— Лимончика нет.
— Жаль… Так вот, у балеринки твоей были проблемы с весом — да ты и сам в курсе, так?
Мономах молча кивнул.
— Килограммов семь до нижнего предела нормы не хватало, ее ветром могло сдуть!
— Мамаша считает, что Калерия могла плохо воспринять мою угрозу кормить ее насильно.
— Эта неудавшаяся «Жизель»?
— С чего ты взял…
— Брось, видно же невооруженным глазом: походка, осанка, шея…
— Я, видишь ли, по костям больше, чем по походке!
— Ну а я, как специалист во всех областях, заявляю: у мамаши определенно балетное прошлое. Сама — сухостой, это ладно, в конце концов, возраст позволяет, но дочка, недавно вышедшая из подросткового возраста, ничего не ела, а мать и не думала волноваться!
— Что в желудке?
— Да ни фига! Как минимум двое суток она не принимала никакой пищи. Мамаша навещала балеринку?
— Каждый день.
— И не приносила гостинцев?
— Я с ней разговаривал, убеждал, что дочери необходимо хорошо питаться, ведь балерина должна быть сильной и выносливой.
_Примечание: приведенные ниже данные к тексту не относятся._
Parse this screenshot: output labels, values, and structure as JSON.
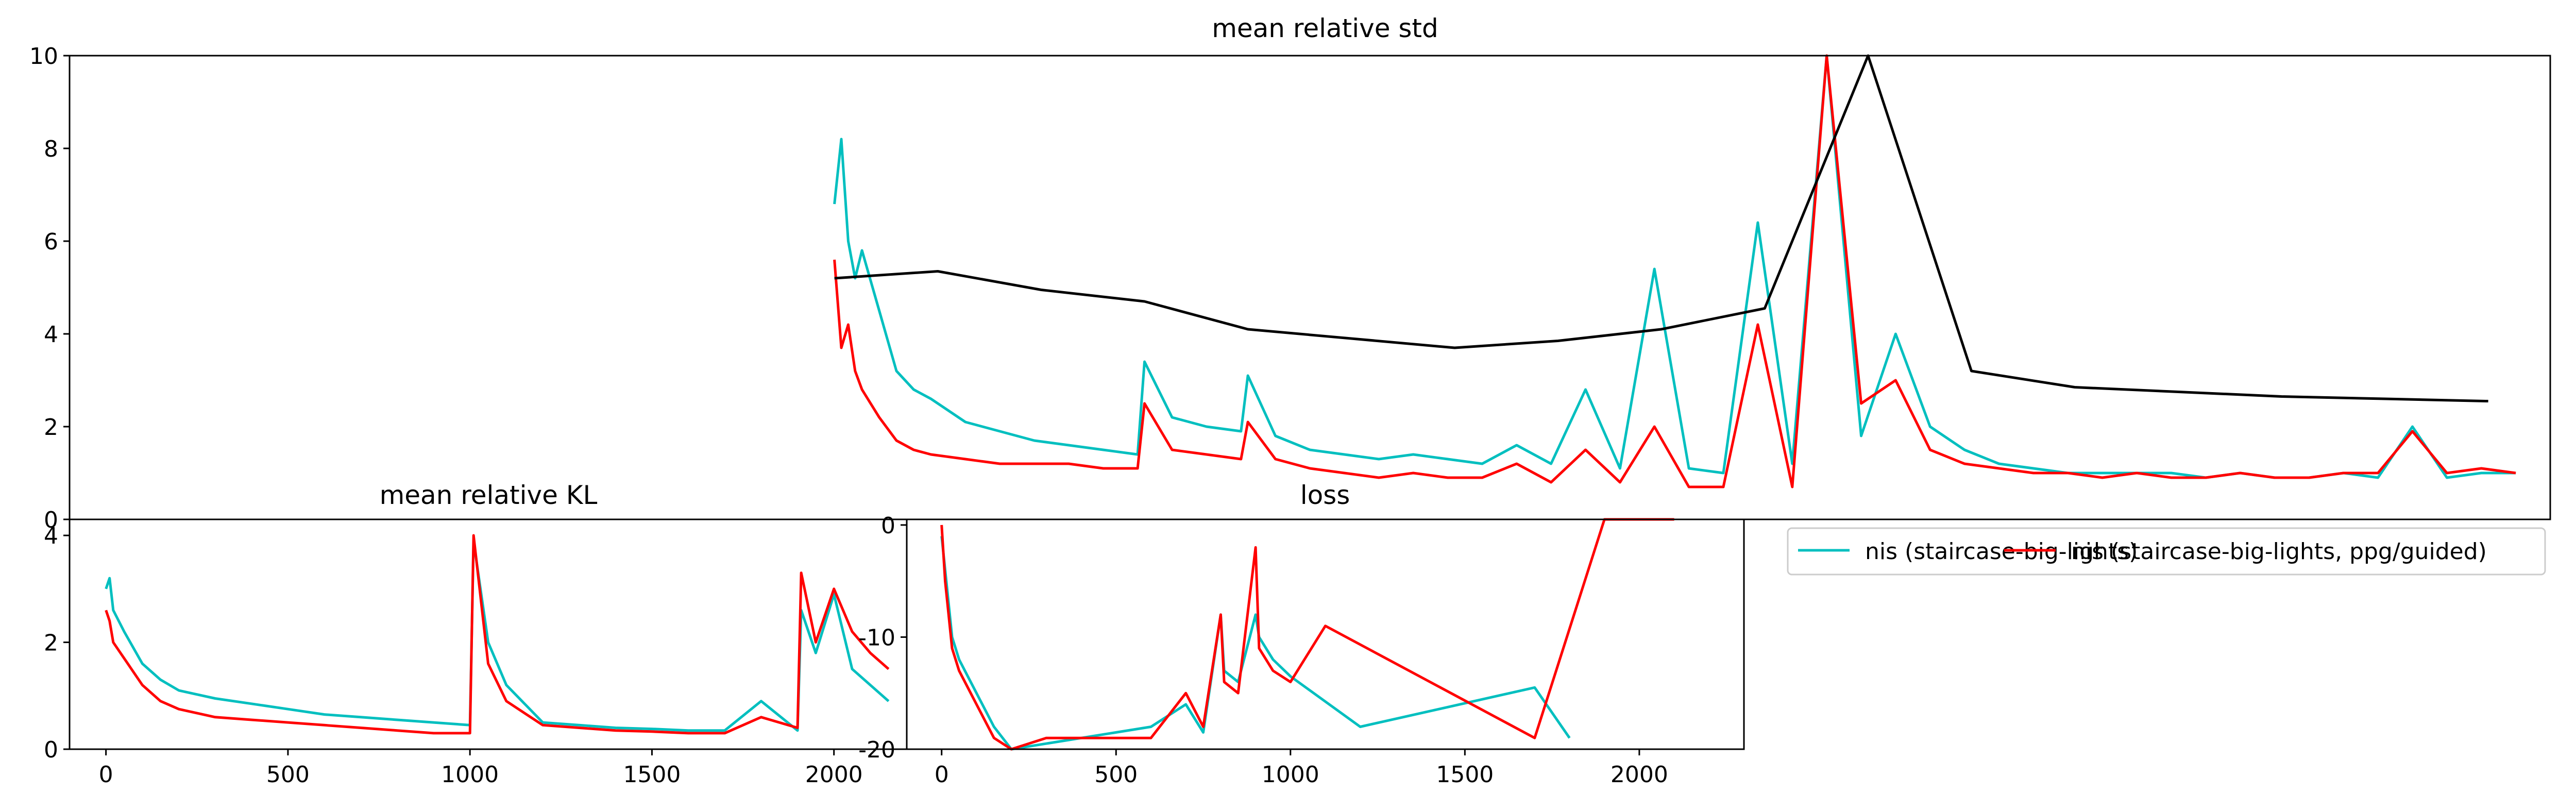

Кроме того, она должна была выполнять рекомендации реабилитолога, разрабатывать ногу, но была слишком слаба. По-моему, у матери в одно ухо влетало, а из другого — со свистом вылетало! Все твердила, что главное для балерины, если, конечно, она хочет танцевать главные партии, — удобство партнера: он должен легко поднимать ее, не срывая при этом спину. А для этого, видишь ли, необходим минимальный вес!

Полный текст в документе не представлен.